Reflections by Jeremy Alger

Have you heard about the history of the stage? Specifically about the theater just after medieval times, in the era of Shakespeare? You may know that women were not allowed to be actors, so men played all of the parts. I’m not going to write about gender issues today, but that is one of the calling cards of the theater at that time. There is another tradition that may not have gotten its start in that era, but it was prevalent then; throwing rotten fruit and other foods at the actors when you were unhappy with their performance.

If you attend a Renaissance fair today you will see this tradition continued. I remember throwing tomatoes at an actor at one such fair when I was a boy. I enjoyed it immensely, and I suspect that the actor did too, it was what he signed up for, and he provided the tomatoes. 

But can you imagine the first person who decided to heave their produce at an actor? What would it take for someone to decide to empty their lunch pail because they didn’t like how an actor was performing? And what about the other audience members who witnessed this? What must they have thought and/or done? Can you imagine being an actor on the stage reciting your lines and suddenly with little or no warning you get popped in the face with an apple core?

We hear plenty in the news these days about people who act outside of what we consider acceptable. They are often called “one bad actor” (having nothing to do with theater).

At that theater where the first bit of rotten fruit was tossed the people must not have responded negatively. Someone probably laughed. It doesn’t seem likely that anyone else joined in. But in time this fruit throwing became an option, and eventually it became a tradition.

I believe that if the other people in the audience had confronted that one bad actor, if they had shamed him, or even had him expelled or arrested, perhaps this rather rude theatrical tradition would have never come to be.

The way that people respond to the bad actions of others affects what our culture and society become.

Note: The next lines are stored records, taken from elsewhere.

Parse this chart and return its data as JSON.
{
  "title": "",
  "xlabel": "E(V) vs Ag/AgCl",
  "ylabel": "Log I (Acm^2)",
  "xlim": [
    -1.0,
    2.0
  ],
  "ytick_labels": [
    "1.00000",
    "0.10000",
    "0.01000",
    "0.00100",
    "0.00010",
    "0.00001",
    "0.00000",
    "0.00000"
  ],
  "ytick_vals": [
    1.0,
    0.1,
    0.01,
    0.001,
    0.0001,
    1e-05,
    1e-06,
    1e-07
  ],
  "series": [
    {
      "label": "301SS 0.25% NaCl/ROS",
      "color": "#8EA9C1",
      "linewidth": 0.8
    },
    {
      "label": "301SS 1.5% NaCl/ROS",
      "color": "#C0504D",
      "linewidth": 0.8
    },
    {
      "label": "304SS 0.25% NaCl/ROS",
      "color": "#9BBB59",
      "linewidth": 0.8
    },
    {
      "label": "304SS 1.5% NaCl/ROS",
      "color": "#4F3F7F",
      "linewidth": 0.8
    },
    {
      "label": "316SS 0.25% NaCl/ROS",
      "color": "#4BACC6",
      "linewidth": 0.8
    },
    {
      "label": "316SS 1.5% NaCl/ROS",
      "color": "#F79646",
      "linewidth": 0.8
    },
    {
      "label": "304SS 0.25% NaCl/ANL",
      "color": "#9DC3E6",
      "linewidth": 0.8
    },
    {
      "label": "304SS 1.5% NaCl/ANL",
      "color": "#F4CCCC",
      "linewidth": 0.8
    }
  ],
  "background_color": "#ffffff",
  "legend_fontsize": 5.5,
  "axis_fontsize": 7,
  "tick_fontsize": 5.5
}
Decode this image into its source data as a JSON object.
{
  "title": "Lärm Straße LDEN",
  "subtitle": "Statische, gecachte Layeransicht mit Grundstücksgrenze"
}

Moving on from the fruit at the theater, what could we say (or what could we do) when people act out in racism? Or political hatred? Or road rage? Or vandalism? I think that our society has unintentionally embraced a number of bad actions and tendencies because some small number of people acted that way and the community around them didn’t speak up or confront them.

My greater fear is that if we were to start to speak up now (after these actions have become common place) we are the one who gets confronted and shamed for not acting the way that our culture accepts as appropriate. We have allowed bad acting to become so prevalent in our society that we no longer have the credibility to speak against these things.

I think that is what Jesus was warning us about in Mark 8:15 when he told us to “beware the leaven of the Pharisees.” He was saying that the people around us rub off on us, and the way that they want to be is not always the way that we want to be or the way that Jesus wants us to be.

That may be the society that we live in today. One where people have rubbed off enough that our general acceptable behavior is far from a life that is pleasing to God. How can we go back? What can we do to make things right?

I believe that we need to start by establishing our own foundations of truth and righteousness. And then we need to find a kind, credible, loving way to begin to speak up in favor of a God honoring life instead of the life that is celebrated and accepted in our current culture.